Afghan talks for unity government collapse; crisis deepens

KABUL  - Talks on a power sharing deal between Afghanistan’s rival presidential candidates, Ashraf Ghani and Abdullah Abdullah, have collapsed, a top leader said on Monday, rekindling fears of ethnic unrest over the disputed vote.
Under the terms of a deal brokered by US Secretary of State John Kerry, the runner-up in the election would name a “chief executive” in a unity government conceived to keep the lid on political tensions.
But Mohammad Mohaqeq, one of Abdullah’s vice presidential running mates, told Reuters the two sides could not agree on the powers of the chief executive, blaming the Ghani camp for hardening its position.
“The talks collapsed two days ago. The political process is now at a stalemate, we don’t see any way out,” Mohaqeq, a leader of the minority Hazara community, said in an interview in Kabul, as a months-long power struggle for a successor to President Hamid Karzai showed no signs of a resolution.
Abdullah’s team has walked out of a UN audit of votes from a June 2 run-off ballot, saying it was dissatisfied with the way that fraudulent votes were being handled.
While Abdullah won the most votes in a first round in April, he didn’t pass a 50 percent threshold to win outright. After the country’s election commission announced Ghani the preliminary winner in the second round, Abdullah threatened to form a parallel government, accusing his rival of stealing votes. On Monday, a spokesman for the Abdullah campaign said it would withdraw from the political process if its demands were not met by Tuesday. “We are reaching the limit of our patience, we are giving a deadline until tomorrow,” Fazel Sancharika told a news conference.
The United Nations hopes to complete the audit of 8 million votes by around Sept. 10, clearing the way for Afghanistan’s first democratic transfer of power.
The prolonged political transition comes at a time of deep anxiety in Afghanistan as the United States, Kabul’s biggest aid donor, and other NATO nations withdraw their troops after nearly 13 years of fighting Taliban insurgents.
Officials and diplomats fear a breakdown between the presidential candidates and the power-brokers who have a stake in the process could trigger conflict along ethnic lines, on top of the deadly insurgency.
Ghani, a former finance minister and World Bank economist, is a member of Afghanistan’s biggest ethnic group, the Pashtuns, who make up of most the population in the south and east.

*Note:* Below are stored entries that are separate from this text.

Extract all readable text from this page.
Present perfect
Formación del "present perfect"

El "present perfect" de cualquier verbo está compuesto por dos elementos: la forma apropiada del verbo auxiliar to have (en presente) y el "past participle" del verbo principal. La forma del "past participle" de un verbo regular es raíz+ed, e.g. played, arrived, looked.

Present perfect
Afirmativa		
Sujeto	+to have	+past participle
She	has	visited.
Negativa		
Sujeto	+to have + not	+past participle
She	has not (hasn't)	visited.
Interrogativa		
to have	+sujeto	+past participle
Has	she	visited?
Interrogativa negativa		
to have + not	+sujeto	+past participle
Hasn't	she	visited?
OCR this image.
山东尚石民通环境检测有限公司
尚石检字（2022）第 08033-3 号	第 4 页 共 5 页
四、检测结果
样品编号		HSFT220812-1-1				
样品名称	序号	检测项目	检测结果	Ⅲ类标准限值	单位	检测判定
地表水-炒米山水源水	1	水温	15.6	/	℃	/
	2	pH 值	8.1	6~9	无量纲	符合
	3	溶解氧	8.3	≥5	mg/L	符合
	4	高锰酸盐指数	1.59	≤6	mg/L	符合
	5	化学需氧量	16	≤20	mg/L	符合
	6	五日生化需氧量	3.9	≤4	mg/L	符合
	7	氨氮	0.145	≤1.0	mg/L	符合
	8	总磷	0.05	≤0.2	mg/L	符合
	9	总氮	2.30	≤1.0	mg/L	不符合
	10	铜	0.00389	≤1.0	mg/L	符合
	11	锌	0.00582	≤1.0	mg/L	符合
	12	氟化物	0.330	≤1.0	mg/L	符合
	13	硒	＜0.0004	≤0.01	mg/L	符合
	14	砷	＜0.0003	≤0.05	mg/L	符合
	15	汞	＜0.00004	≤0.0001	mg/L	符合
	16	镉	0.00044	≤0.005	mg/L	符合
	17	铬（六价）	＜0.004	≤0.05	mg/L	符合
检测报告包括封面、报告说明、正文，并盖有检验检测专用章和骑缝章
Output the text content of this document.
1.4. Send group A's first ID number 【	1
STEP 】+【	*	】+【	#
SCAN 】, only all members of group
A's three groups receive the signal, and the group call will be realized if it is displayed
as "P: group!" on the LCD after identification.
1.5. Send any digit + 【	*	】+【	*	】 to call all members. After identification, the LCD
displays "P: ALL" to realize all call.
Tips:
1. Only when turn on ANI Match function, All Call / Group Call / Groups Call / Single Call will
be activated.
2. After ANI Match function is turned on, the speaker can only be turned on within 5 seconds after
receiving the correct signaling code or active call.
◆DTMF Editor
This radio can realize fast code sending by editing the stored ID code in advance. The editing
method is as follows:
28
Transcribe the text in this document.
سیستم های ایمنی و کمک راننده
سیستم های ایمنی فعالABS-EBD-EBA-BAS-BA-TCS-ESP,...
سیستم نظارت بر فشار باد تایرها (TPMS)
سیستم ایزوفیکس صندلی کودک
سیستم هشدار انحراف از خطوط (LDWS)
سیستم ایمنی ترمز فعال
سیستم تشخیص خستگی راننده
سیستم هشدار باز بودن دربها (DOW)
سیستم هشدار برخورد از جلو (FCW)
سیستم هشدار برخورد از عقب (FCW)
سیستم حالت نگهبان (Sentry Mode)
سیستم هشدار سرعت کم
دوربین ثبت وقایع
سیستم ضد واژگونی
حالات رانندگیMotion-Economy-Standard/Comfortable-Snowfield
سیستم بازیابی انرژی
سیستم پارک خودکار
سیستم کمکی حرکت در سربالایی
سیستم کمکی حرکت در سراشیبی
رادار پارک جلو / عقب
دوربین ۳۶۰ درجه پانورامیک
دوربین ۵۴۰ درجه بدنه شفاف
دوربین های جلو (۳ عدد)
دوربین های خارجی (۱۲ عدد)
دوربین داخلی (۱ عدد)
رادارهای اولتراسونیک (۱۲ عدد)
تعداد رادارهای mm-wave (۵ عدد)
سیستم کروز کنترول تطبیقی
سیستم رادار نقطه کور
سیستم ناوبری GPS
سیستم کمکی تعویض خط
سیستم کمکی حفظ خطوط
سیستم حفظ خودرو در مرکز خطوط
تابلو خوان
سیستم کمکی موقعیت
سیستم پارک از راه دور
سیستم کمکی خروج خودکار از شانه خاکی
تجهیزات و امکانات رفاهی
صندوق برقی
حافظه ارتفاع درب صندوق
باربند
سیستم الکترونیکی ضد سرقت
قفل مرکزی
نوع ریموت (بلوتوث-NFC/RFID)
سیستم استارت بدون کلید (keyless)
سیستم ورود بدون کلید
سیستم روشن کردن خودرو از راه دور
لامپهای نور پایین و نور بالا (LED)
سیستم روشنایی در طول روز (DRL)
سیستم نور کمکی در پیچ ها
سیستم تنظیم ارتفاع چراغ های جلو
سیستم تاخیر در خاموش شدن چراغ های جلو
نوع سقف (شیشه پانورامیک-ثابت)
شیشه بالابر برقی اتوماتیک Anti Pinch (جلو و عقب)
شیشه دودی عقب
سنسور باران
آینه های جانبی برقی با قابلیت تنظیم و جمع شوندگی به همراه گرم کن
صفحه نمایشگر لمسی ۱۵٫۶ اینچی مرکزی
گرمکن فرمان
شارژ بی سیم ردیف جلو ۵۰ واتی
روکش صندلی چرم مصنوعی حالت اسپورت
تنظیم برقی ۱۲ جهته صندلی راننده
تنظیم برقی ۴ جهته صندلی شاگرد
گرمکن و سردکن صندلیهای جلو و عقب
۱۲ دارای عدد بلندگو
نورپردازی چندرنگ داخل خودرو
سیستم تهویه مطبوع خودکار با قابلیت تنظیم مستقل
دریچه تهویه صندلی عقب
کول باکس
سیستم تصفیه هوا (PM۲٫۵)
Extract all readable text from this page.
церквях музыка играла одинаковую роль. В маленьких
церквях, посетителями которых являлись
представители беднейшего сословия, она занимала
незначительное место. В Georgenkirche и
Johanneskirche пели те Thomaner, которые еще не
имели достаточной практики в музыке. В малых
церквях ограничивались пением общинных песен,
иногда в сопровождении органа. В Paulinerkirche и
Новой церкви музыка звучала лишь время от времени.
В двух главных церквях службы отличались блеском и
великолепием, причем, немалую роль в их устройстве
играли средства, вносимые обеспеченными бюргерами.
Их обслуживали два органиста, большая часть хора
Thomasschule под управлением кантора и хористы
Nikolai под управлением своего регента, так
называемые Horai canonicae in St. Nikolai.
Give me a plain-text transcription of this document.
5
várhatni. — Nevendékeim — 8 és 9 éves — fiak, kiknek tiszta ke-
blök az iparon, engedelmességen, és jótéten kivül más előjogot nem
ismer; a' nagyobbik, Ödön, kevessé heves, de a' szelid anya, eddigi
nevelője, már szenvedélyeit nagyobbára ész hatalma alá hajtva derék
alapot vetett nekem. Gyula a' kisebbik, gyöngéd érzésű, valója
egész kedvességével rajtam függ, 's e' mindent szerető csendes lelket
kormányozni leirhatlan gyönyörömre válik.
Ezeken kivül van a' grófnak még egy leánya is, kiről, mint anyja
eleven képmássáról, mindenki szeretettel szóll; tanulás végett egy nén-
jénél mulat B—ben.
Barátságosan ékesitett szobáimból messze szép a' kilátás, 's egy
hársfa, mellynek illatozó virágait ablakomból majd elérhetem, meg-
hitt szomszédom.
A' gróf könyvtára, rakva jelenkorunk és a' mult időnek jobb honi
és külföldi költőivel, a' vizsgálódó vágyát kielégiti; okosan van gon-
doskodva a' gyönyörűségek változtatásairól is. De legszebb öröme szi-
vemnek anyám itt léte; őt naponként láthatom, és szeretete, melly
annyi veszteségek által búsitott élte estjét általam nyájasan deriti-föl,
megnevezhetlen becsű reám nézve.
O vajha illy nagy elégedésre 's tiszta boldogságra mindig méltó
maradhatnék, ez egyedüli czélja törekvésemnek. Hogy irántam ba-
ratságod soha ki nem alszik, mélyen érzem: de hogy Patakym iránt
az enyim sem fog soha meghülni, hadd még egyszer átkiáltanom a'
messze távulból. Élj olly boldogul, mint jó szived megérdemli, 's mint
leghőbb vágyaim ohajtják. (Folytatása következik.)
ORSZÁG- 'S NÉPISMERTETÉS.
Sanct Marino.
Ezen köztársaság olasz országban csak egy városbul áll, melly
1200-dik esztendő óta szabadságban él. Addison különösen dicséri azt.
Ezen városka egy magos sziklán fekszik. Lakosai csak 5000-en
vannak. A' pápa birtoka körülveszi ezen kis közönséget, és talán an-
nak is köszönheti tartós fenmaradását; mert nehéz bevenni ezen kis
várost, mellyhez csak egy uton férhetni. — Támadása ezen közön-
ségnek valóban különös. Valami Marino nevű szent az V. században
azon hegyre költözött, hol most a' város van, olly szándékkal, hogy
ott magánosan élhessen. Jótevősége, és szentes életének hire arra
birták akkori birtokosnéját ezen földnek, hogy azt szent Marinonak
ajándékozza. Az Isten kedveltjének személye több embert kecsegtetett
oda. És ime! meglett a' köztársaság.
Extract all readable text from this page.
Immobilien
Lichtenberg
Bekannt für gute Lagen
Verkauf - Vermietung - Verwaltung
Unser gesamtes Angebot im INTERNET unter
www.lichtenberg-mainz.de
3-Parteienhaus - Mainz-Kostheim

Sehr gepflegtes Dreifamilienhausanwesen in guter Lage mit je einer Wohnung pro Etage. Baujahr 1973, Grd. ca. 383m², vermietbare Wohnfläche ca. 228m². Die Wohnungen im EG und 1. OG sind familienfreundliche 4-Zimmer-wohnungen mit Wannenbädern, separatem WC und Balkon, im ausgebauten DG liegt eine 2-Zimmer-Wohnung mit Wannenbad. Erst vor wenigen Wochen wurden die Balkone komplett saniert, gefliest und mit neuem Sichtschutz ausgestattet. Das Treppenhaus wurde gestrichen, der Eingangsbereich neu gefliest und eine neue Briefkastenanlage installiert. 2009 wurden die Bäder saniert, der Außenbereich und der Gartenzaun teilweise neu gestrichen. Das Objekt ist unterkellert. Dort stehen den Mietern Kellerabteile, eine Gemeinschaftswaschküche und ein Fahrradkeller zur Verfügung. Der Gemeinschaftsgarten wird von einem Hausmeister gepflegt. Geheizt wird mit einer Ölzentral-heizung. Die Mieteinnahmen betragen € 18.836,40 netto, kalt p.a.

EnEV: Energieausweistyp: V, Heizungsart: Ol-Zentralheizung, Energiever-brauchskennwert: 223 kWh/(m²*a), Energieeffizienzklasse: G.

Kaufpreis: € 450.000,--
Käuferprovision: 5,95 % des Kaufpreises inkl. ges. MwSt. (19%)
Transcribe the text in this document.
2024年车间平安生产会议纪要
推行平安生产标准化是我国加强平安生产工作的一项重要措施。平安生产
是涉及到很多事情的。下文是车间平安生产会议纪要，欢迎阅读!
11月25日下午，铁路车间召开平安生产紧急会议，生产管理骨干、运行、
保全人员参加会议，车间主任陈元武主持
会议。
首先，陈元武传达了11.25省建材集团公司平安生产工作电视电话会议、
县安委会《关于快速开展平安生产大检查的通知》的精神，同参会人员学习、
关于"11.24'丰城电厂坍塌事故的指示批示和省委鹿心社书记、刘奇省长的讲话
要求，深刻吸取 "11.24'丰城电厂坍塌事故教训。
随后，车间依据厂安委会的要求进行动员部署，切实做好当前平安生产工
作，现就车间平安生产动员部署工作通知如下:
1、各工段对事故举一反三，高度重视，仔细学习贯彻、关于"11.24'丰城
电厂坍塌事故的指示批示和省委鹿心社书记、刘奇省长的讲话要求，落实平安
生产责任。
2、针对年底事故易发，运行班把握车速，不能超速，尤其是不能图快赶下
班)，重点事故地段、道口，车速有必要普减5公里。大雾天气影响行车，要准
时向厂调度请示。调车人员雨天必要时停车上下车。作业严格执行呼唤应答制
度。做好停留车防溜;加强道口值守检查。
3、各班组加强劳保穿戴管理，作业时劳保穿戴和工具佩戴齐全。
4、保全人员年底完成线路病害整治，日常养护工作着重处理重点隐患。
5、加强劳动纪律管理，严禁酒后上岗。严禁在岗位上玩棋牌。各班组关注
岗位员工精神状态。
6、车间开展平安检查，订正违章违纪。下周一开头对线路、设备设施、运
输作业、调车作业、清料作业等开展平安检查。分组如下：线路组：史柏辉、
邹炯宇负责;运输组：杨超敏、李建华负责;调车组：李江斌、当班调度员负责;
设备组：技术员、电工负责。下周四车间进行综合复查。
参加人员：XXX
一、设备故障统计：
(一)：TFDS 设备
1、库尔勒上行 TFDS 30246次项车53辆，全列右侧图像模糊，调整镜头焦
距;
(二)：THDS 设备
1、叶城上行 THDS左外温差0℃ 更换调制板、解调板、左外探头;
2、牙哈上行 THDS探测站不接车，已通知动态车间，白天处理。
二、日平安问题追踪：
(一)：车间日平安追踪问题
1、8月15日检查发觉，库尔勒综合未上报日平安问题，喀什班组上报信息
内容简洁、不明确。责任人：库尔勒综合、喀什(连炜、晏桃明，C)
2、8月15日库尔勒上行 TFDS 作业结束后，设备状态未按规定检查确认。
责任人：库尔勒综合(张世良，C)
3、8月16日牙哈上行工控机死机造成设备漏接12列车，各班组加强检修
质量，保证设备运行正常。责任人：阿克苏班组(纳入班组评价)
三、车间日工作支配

Abdullah is part Pashtun and part ethnic Tajik but draws most of his support from Tajiks, the Hazaras and other smaller minorities, largely in the centre and north.
TAKE THE FIGHT TO THE PEOPLE
Mohaqeq said the Abdullah campaign would go to the people and let them decide on a further course of action if Ghani was declared winner.
“Announcing the results based on fraudulent means endangers the whole process and takes the country deeper into crisis. It is in no one’s interest. It will divide Afghanistan,” he said.
He said the Ghani campaign was behaving as if they had won the election and were trying to water down the power-sharing arrangement the two leaders signed during Kerry’s visit last month.
Mohaqeq said Ghani viewed the chief executive role as nothing more than a symbolic position. Ghani has said the language of the document signed during Kerry’s visit was ambiguous and it was up to the two teams to work out the details.